Puedes tener el miedo en casa como quien tiene u n cachorro de tigre o de león, juguetones ambos, de pequeños, pero a medida que mayores tú mismo ves el peligro que estás corriendo, como ocurre con el miedo, que, racionalizado, es minúsculo, apenas un hamster, y sin embargo, un día te levantas de dormir apaciblemente la siesta en tu sillón preferido, soñando alguno de tus mejores sueños, abres los ojos y el miedo lo ha invadido todo con su presencia semitransparente –el miedo nunca deja ver lo que hay del otro lado de esa sobrecogedora membrana translúcida en que consiste y a través de la cual ves sombras que te incitan a pensar que hay más o cosa diferente de la que hay y todas peligrosas para nosotros.
El miedo crece más que nada con la sabiduría y con la posesión, y, sobre todo, con la propiedad de las cosas. Conocimiento o cosa que adquieres trae su porción de miedo adherida, taraceada, incorporada, y con cada bizna se hace mayor y tiene además un reflejo más allá de cada esquina de las que debes doblar, y otro en cada encrucijada en que debes resolverte a seguir por uno de los caminos que confluyen en ella.
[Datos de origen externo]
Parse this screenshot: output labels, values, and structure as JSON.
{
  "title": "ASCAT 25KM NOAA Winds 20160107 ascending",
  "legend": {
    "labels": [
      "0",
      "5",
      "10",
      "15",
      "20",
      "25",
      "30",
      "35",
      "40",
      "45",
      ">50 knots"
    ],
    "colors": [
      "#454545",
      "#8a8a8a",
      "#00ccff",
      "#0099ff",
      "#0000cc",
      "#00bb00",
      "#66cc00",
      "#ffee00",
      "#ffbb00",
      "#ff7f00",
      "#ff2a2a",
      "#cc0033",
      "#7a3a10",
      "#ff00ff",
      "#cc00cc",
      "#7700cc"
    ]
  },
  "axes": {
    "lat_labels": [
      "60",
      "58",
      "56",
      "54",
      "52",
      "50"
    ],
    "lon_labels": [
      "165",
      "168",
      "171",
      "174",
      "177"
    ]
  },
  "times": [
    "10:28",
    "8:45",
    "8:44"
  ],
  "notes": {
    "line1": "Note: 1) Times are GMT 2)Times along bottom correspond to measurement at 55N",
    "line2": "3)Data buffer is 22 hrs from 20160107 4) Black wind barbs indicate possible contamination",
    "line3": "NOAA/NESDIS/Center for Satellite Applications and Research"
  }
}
Cada mañana, con el primer albor, sin acabar de despertar, aún cegados por la luz y la sorpresa, antes de desayunar, sin habernos visto y comprobado que estamos todavía vivos, maquina de afeitar en mano, sostenemos nuestro primer duelo con el miedo. Que se nos enfrenta nos acoquina o huye, pero regresa siempre, como si quisiera despojarnos de este territorio que ni siquiera es nuestro más que provisionalmente, lo sé, pero es lo que tenemos y preparamos para tratar de sentirnos medianamente seguros mientras dure.